2. Choix critiques pour une écoute de la parole de l’œuvre

Le détour par la peinture que nous avons proposé précédemment, ainsi que la réflexion sur l’ouverture de l’œuvre peuvent nous faire remettre en question les a priori faussement rassurants d’une métaphore : celle de la mosaïque comme figuration du texte marqué par l’intertextualité. Nous l’avons pourtant employée dans notre résumé de projet de thèse – au reste une métaphore courante, couramment employée par ceux qui s’occupent d’intertextualité 173 , et qui voient dans le texte une mosaïque de citations – à défaut d’avoir en début de travail complètement mesuré les implications d’une telle métaphore. Cette dernière en effet a la particularité de laisser voir les contours, et le caractère composite de l’œuvre, puisqu’elle rappelle les joints de ciment qui scellent les tesselles tout en les contournant.

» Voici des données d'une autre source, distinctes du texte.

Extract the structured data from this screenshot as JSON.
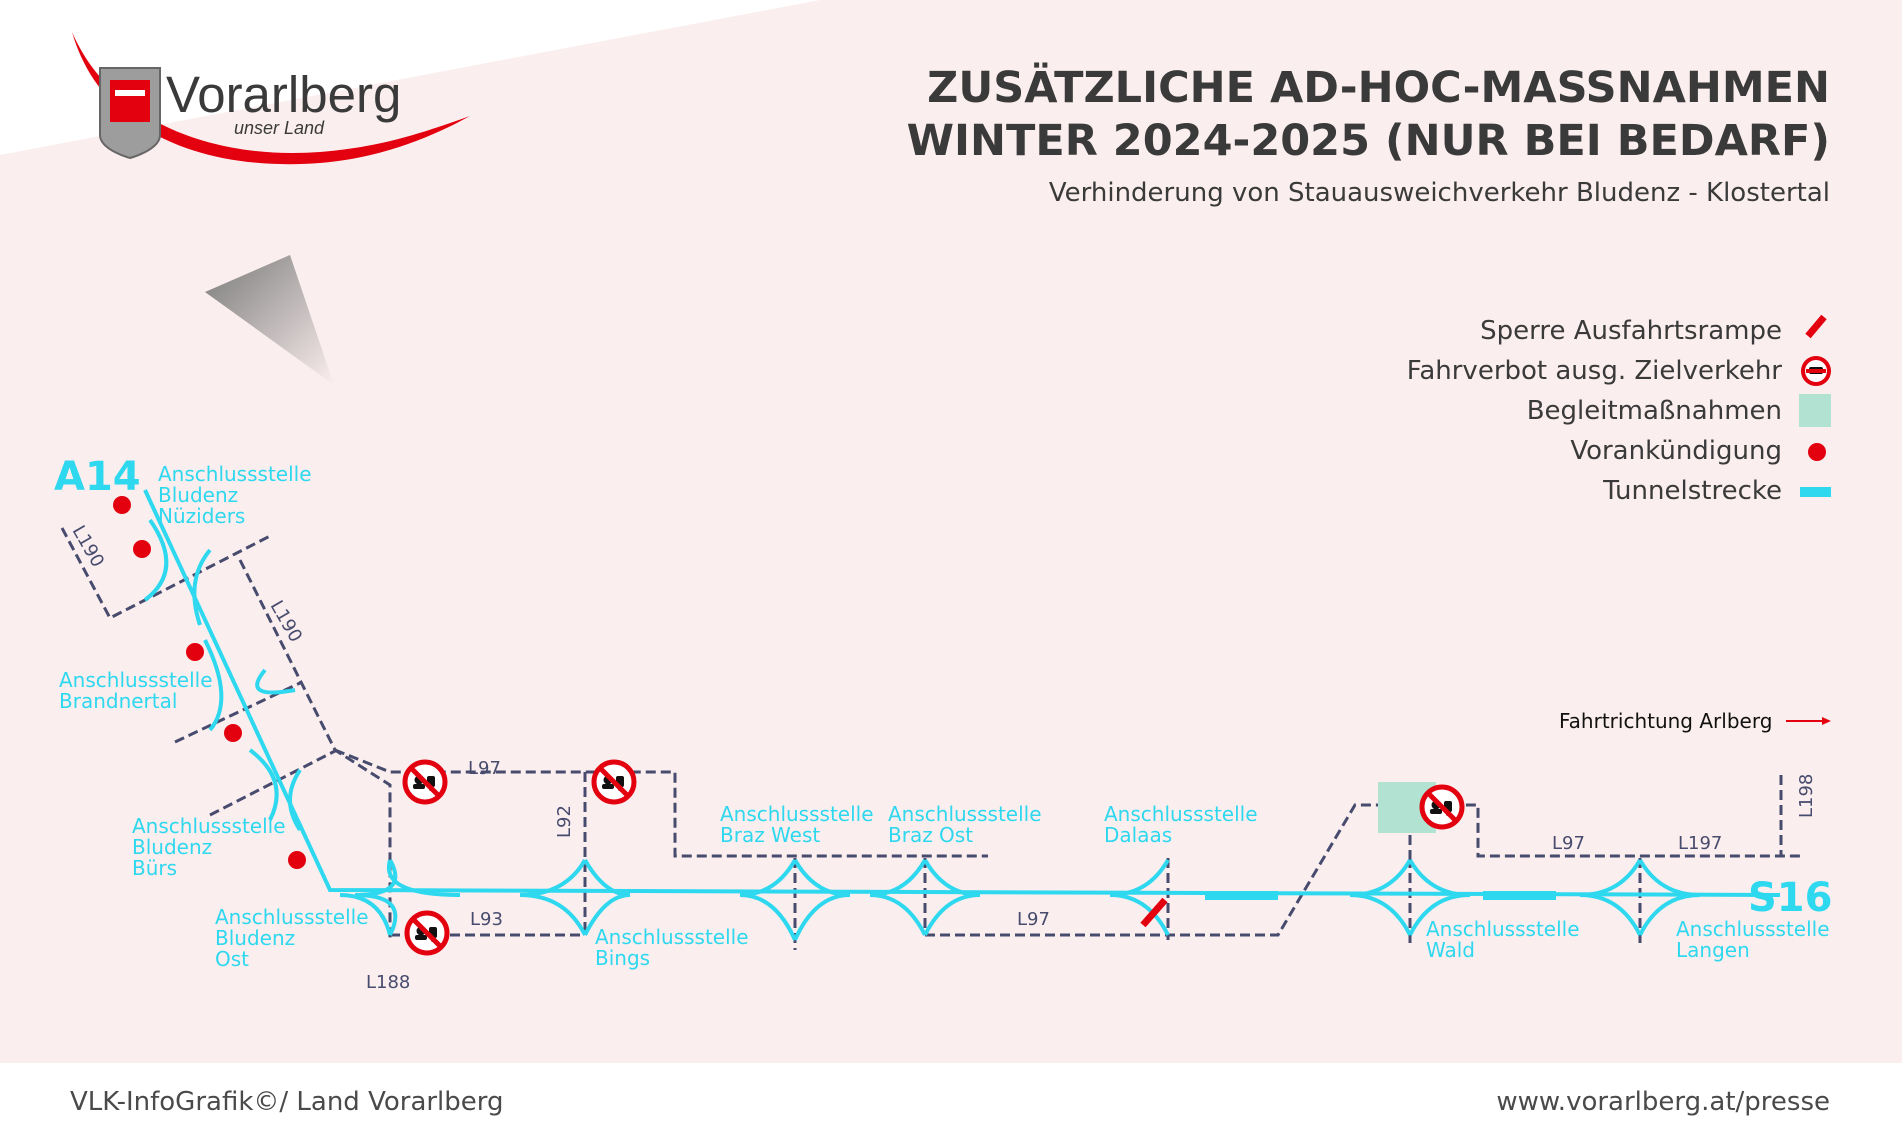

Nez collé au trait ou au signe, on ne voit plus que des formes délimitées, circonscrites, juxtaposées : on croit voir ce qui constitue le matériau de l’œuvre, mais on perd de vue la valeur d’ensemble, c’est à dire la relation que les tesselles nouent entre elles. La mosaïque ne vaut pourtant que par les relations d’ensemble des éléments entre eux ; les azulejos du poète, on l’a vu, créent des mondes en abyme dans les jacinthes…L’enjeu sera donc d’observer non les hypotextes (selon la terminologie de Genette) comme sources des trois œuvres qui nous intéressent, ni en soi les citations et épigraphes ou exergues (ou « seuils ») qui les peuplent, mais les relations de signification qu’ils rendent possibles par leur soudure dans l’œuvre et leur confrontation avec l’ensemble qu’elle constitue. Le cheminement de ce travail est balisé par l’idée que la poétique de l’œuvre se joue dans le débordement de la forme ( pour reprendre l’analyse des toiles de Nicolas de Staël présentée plus haut) par le rythme qui non seulement met en relation petites et grandes unités du texte, mais maintien l’ouverture de ce dernier. Une série de mises au point par rapport aux outils critiques qui ont été forgés autour de la notion d’intertextualité, d’autant qu’ils occupent une place d’importance dans la pratique de la littérature comparée qui est celle dans laquelle s’inscrit cette étude, s’impose donc.

Notes
173.

On sait que c’est Julia Kristéva qui , la première, l’a développée à partir de sa traduction/adaptation des travaux de Mikhaïl Bakhtine sur le dialogisme.